You have ever had a patient look you straight in the eye and say, "I have no idea how that got stuck in there.

" You have ever had a patient say, "but I'm not pregnant, I can't be pregnant, how can I be having a baby?"

You have ever had a patient control his seizures when offered some food.

Your feet are flatter and tougher than Fred Flintstone's.

Your immune system is so well developed that it has been known to attack squirrels in the back yard.

You get an almost irresistible urge to stand and wolf your food even in the nicest restaurants.

When checking the level of orientation of a patient, you aren't sure of the correct answers.

You always try to schedule days off around the phases of the moon.
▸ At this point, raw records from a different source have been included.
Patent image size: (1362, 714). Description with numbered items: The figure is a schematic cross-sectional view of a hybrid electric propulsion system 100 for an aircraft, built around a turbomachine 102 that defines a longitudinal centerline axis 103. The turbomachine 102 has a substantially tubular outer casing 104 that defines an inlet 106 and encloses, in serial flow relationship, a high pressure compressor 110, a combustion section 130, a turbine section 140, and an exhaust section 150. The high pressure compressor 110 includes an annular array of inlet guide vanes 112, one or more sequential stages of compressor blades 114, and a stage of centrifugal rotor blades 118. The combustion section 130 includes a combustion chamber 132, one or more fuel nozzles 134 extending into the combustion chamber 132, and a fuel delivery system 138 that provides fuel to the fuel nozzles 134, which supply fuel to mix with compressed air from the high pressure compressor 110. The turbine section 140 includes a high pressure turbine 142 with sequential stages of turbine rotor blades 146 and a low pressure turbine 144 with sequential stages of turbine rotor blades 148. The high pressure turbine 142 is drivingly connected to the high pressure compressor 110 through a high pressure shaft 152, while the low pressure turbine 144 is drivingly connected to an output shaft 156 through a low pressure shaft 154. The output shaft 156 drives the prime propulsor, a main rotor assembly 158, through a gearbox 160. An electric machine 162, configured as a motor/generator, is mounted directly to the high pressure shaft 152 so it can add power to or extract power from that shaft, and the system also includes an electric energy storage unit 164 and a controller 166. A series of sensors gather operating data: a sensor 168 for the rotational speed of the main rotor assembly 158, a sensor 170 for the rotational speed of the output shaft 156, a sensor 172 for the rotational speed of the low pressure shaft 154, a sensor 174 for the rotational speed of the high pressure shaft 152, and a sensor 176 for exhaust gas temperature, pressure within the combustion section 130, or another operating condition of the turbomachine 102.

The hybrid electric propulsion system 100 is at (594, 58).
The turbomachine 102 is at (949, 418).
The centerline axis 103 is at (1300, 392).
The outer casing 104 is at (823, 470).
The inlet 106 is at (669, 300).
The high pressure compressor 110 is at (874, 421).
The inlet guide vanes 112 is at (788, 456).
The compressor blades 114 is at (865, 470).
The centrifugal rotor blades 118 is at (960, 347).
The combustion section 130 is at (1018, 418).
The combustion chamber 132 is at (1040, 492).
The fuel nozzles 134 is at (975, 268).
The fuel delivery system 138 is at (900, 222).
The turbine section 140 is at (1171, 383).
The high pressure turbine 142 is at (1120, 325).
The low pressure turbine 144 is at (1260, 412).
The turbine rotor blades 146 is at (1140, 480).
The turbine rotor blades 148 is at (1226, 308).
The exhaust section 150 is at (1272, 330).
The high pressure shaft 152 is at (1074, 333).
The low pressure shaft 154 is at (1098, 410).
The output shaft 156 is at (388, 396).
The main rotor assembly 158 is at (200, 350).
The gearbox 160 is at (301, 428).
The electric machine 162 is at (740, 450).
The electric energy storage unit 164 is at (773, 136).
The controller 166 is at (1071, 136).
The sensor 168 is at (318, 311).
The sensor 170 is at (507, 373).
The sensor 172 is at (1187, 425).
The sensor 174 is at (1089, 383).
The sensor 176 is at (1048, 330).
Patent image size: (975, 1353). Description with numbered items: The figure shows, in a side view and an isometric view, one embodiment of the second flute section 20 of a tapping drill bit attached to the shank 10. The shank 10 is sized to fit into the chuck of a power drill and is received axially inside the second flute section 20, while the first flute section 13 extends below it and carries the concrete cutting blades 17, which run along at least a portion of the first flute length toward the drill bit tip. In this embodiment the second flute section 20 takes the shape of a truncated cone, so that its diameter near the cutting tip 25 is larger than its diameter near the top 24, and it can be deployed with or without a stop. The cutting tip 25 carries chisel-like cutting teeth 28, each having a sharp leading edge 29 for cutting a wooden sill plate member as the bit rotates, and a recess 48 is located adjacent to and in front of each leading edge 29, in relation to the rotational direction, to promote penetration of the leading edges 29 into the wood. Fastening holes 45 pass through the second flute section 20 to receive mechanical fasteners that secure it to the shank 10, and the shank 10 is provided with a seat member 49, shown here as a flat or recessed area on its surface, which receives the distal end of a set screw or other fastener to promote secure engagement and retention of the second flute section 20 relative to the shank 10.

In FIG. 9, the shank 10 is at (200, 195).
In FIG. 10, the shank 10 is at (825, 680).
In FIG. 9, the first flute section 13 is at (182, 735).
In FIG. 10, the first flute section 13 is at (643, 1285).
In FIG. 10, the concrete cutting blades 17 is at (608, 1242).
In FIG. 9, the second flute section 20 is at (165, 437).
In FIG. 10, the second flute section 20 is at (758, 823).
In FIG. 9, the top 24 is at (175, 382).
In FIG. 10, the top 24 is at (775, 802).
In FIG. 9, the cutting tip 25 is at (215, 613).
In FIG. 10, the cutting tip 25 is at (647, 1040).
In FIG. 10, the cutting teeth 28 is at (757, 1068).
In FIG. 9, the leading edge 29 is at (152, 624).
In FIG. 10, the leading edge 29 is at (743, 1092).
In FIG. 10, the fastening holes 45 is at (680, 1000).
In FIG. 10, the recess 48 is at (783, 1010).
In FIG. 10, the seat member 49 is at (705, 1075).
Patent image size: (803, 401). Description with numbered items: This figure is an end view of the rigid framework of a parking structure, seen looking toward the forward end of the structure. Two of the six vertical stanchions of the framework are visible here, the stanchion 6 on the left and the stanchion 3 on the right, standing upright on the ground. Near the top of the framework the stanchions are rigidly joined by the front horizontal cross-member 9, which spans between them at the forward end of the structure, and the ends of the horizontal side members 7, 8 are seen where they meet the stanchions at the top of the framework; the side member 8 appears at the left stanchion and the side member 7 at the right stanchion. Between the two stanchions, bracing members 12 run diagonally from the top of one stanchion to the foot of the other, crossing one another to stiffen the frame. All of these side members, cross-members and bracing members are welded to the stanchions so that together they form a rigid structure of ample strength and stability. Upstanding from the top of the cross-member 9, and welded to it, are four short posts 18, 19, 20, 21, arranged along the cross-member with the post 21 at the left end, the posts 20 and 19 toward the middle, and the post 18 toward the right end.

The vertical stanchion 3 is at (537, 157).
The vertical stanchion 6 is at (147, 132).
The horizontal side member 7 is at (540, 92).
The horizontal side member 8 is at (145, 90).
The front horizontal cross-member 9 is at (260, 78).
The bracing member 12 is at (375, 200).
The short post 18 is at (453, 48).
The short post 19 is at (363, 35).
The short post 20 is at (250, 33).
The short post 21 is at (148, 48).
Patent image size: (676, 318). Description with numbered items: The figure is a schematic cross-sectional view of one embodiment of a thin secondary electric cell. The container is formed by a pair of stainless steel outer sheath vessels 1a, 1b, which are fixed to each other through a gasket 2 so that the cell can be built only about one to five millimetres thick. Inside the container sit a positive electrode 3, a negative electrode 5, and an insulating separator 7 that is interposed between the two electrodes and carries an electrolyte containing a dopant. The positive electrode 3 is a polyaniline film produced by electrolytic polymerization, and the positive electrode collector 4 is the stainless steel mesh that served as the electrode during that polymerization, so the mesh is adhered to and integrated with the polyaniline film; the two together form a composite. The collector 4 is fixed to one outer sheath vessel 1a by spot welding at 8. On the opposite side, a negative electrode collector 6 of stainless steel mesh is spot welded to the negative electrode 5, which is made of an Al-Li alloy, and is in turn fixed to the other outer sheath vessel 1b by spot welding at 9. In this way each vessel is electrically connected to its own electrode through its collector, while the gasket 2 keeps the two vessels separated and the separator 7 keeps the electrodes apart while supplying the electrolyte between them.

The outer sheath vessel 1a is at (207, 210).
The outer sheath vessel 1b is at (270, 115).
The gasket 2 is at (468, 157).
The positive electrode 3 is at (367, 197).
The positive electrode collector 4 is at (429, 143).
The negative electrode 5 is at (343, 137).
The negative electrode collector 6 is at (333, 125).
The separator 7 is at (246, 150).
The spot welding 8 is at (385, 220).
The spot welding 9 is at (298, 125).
Your alcoholically challenged patients know you by your first name, and can point to "their room."

The hems of your scrub pants are held in with 3-0 chromic or steristrips.

You refer to motorcyclists as "organ donors."

You are the only one at the dinner table NOT allowed to talk about your day at work.

Your idea of fine dining is anywhere you can sit down to eat.

You've ever had a patient with a nose-ring tell you "I'm afraid of shots."

You believe that the sight of a full moon can ruin a perfectly good day.

You stare at someone in utter disbelief when they actually cover their mouth when coughing or sneezing.

Your family members must have a fever of at least 105 or be missing a limb with active bleeding in order to receive your sympathy.

You've ever sworn you are going to have "NO CODE" tattooed on your chest.

You have been chipping away at your BSN for longer than most people take for a doctorate.





"Full Circle"

I have an earache...

2000 B.C. - Here, eat this root.

1000 A.D. - That root is heathen. Here, say this prayer.

1850 A.D. - That prayer is superstition. Here, drink this potion.

1940 A.D. - That potion is snake oil. Here, swallow this pill.

1985 A.D. - That pill is ineffective. Here, take this antibiotic.

2000 A.D. - That antibiotic is artificial. Here, eat this root.